- Qual o seu nome?
- Pasang. Quer dizer "sexta-feira".
Achava que a corrida rumo à reunião em New Jersey seria tediosa, até engatar uma conversa com o motorista nepalês, com nome de personagem de Robinson Crusoé.
No Nepal, os Sherpa (shar = leste, pa = povo) não têm sobrenome. Todos têm Sherpa como nome de família e o de batismo vem do dia em que nasceram. "Você deve imaginar que tenho muitos amigos chamados sexta-feira...", disse com sorriso encabulado de quem já sofreu muito bullying.
Segundo Pasang, a comunidade sherpa já tem 600 pessoas, só em Nova York, e anda em torno de 2.000 nos EUA, sendo que a população mundial estimada é de apenas 150.000.
Sente falta de duas coisas: do emprego e da comida.
Como todo Sherpa, era escalador de elite e, a partir de sua cidade natal, a 3.000 metros de altitude, a rotina consistia de pequenas escaladas de 4 dias a um mês, ajudando a turistada a subir o Everest, entre outras missões. Eram 7 meses no sobe e desce e outros 5, descansando junto da família.

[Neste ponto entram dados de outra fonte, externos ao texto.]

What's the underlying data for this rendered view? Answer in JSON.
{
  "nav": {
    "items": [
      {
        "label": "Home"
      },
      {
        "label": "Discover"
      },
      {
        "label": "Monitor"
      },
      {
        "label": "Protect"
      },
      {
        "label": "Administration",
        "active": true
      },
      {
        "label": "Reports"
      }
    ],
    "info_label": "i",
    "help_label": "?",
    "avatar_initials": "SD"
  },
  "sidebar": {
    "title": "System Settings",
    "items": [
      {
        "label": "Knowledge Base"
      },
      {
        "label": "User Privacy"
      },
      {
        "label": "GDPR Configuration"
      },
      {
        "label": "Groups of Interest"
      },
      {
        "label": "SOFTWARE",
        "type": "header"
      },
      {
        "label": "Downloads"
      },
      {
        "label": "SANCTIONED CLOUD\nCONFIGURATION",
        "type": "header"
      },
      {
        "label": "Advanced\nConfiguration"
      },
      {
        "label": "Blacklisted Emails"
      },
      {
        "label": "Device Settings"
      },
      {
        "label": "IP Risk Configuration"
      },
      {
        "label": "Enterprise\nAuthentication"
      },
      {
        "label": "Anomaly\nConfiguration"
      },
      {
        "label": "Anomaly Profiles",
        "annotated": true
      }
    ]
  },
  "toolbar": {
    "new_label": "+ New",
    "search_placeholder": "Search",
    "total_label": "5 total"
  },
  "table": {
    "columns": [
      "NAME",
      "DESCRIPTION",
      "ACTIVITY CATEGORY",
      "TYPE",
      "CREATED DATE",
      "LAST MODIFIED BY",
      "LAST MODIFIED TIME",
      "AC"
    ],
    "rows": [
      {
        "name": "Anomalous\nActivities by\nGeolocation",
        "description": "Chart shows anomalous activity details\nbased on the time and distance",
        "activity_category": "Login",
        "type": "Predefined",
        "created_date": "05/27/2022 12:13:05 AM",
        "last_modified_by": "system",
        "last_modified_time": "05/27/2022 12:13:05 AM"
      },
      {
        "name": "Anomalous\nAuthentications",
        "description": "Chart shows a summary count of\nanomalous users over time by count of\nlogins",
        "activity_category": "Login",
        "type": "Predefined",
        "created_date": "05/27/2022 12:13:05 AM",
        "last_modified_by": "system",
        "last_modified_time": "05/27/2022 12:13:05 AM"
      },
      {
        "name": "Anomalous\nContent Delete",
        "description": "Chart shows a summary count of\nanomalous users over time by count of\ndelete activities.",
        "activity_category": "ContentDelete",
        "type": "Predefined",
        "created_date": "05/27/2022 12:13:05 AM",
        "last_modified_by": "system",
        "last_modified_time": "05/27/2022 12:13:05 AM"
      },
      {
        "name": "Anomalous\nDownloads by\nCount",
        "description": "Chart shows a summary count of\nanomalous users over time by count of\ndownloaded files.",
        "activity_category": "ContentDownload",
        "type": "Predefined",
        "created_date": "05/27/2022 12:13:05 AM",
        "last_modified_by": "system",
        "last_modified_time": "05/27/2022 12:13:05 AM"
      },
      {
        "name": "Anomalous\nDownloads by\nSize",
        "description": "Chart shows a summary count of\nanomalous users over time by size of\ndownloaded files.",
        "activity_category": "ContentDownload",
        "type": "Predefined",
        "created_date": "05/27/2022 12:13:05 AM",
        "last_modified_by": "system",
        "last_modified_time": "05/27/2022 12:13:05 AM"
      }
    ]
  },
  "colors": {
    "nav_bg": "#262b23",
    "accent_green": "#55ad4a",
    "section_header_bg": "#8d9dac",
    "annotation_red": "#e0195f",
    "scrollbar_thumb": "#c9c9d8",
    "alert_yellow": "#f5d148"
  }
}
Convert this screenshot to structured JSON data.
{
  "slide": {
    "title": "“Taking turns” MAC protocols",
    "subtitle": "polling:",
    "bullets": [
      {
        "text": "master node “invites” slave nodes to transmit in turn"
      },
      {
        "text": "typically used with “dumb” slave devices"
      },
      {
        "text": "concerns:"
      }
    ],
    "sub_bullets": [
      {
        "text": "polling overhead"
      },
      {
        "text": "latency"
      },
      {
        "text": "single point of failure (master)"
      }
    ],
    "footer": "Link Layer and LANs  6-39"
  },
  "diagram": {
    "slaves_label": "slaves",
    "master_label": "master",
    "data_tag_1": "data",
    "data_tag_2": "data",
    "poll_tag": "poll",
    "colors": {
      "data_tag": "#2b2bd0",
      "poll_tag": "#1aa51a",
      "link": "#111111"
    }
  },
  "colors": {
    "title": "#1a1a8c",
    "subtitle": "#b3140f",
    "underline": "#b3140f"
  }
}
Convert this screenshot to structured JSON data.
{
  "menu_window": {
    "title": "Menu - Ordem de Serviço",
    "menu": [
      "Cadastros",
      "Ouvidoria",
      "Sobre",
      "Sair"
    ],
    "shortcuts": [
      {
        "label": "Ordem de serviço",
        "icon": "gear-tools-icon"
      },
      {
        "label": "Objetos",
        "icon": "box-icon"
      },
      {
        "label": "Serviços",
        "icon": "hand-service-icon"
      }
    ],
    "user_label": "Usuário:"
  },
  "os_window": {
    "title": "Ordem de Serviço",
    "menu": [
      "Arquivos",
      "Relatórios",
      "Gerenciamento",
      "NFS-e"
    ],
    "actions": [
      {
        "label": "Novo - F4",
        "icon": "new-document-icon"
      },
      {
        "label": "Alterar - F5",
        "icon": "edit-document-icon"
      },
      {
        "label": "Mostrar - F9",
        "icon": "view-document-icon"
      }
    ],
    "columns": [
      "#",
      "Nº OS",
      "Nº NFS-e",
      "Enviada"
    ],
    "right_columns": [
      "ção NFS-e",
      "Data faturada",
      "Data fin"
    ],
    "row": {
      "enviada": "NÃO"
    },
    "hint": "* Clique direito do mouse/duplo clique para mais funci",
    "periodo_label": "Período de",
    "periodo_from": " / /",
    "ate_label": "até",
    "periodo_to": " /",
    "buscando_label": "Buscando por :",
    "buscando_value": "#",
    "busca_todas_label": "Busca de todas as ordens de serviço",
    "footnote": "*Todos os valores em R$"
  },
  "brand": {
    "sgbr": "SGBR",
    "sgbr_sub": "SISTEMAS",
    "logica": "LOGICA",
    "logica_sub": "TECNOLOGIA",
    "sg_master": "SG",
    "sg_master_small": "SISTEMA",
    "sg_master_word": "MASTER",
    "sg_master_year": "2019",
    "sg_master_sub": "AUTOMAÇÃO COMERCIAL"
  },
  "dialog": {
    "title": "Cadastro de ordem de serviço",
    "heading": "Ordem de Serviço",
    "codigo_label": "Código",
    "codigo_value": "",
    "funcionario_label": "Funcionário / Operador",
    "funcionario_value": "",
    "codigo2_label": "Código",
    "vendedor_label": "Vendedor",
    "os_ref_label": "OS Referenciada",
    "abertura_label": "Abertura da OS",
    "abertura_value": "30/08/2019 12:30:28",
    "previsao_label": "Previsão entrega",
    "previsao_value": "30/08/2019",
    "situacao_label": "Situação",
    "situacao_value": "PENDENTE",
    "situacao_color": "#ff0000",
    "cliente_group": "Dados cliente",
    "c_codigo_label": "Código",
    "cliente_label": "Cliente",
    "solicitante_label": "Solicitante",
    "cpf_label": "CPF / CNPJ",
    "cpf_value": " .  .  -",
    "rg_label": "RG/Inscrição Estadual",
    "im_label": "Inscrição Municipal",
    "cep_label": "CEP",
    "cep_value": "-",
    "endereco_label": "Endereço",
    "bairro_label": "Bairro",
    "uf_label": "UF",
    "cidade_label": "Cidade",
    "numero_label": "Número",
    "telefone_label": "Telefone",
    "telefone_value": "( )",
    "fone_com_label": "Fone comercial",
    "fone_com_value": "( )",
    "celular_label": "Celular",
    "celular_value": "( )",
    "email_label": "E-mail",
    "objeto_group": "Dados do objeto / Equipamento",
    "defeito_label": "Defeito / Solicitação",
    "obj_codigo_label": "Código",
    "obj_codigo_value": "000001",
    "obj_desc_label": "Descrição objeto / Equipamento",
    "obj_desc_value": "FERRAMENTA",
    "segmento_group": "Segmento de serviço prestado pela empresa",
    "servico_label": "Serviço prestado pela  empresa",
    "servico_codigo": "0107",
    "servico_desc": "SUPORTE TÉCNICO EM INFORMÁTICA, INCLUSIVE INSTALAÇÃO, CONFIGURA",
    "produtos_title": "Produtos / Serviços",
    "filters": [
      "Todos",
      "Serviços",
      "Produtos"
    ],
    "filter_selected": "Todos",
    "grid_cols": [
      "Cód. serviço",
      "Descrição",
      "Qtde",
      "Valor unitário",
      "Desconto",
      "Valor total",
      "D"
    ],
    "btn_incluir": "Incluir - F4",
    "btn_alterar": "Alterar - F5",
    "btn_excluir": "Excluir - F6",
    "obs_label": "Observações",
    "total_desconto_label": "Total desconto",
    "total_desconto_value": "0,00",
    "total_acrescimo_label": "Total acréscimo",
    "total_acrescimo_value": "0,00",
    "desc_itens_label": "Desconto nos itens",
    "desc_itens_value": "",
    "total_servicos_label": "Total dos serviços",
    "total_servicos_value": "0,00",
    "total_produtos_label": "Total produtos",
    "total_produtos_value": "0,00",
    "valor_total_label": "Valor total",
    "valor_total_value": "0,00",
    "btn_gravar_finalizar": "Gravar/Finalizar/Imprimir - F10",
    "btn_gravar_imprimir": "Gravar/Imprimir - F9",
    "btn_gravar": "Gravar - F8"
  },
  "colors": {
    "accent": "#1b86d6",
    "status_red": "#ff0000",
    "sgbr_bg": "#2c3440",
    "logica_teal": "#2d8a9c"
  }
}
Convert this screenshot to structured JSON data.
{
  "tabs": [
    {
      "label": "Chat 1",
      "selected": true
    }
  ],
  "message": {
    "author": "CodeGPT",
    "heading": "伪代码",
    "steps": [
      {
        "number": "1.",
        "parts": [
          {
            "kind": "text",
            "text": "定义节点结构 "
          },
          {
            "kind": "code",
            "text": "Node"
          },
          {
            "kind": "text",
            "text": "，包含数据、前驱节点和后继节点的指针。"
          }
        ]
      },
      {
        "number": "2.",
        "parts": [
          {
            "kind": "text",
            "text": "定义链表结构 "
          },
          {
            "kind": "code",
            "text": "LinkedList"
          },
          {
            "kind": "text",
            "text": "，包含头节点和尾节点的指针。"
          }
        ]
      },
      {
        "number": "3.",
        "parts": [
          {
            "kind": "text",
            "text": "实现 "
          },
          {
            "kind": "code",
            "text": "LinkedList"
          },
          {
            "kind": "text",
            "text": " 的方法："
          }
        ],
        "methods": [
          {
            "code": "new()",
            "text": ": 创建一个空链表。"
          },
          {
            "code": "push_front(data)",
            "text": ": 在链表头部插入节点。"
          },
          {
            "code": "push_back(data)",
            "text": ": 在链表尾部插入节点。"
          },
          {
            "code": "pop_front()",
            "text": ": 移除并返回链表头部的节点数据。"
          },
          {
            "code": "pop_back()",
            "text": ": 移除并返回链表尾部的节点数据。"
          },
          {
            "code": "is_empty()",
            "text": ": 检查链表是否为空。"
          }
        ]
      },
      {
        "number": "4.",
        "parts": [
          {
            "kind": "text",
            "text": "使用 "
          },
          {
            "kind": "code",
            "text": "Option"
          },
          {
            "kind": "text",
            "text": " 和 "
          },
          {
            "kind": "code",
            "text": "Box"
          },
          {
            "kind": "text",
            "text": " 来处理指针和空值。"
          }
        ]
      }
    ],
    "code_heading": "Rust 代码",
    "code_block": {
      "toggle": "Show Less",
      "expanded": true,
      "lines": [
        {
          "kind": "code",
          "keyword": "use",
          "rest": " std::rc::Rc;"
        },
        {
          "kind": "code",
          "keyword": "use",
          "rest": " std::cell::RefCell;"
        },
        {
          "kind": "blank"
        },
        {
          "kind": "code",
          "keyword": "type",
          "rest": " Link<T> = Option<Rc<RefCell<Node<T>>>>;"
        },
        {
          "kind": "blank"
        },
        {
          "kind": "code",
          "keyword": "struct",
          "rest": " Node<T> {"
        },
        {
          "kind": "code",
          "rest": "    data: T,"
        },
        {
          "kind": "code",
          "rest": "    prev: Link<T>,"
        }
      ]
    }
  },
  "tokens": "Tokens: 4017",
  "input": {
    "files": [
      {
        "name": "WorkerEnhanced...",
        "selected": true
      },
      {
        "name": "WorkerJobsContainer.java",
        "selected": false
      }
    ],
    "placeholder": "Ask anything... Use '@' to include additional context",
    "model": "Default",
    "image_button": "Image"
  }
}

Em NY, acha quase todos os ingredientes que usava para cozinhar em sua terra, mas tem saudades de um rabanete marrom tão forte que o fazia chorar, e também da carne de iaque. Como budista, é quase vegetariano, mas vez por outra visitava um mercado "de hindus que matam" e comprava um filé de 400gr, que era toda a carne que sua família precisaria por um mês. O talho, então, era posto a secar, guardado na neve e traçado aos poucos, com um belo curry de legumes. "Imagine minha surpresa quando vi os novaiorquinos comerem um sirloin steak inteiro em apenas uma refeição".
“Aqui, comemos muita ‘junk food’. Meus filhos sobem dois lances de escada e já estão cansados. No Nepal, vivemos muito, temos uma alimentação saudável e nossa pressão arterial é bem baixa." E, continuando a conversa entre os olhos, pelo espelho: "Americanos, hoje, só falam em orgânicos, mas a agricultura no Nepal sempre foi orgânica. Alguns fazendeiros amigos decidiram comprar fertilizantes na Índia para aumentar seus rendimentos. Em dois anos, estragaram o solo e o gado adoeceu. São muito pobres e ignorantes. Não sabiam o que estavam fazendo. Espero que não fiquem doentes, como os Estados Unidos estão."
Esteve em seu país por ocasião da morte da mãe, no ano passado. Morreu (vejam só) aos 92, ainda trabalhando, e subindo e descendo 2.000 metros a cada duas semanas para visitar as filhas. “Se tivesse se cuidado, teria vivido até os 105, como minha avó, que ainda trabalhava na terra.”
Pasang foi parar em NY quando o governo tentou recruta-lo, durante a revolução comunista de 96. Fugiu com a mulher e dois dos seus 3 filhos, então com 3 e 6 anos de idade: "Eu sou budista. Nós não matamos. Era impossível, impossível ficar." E continuou: "A maioria das religiões prega coisas boas. São só diferentes meios de rezar e diferentes caminhos para o mesmo fim: a morte. Quando a religião se mistura com a política, a morte chega mais cedo."
Fiquei com a frase do rapaz na cabeça, tão simples, tão verdadeira, e pensei no rumo que estamos tomando no Brasil e no Mundo. Aproveitei a simplicidade budista, confiei no cara no leme e foquei no iaque.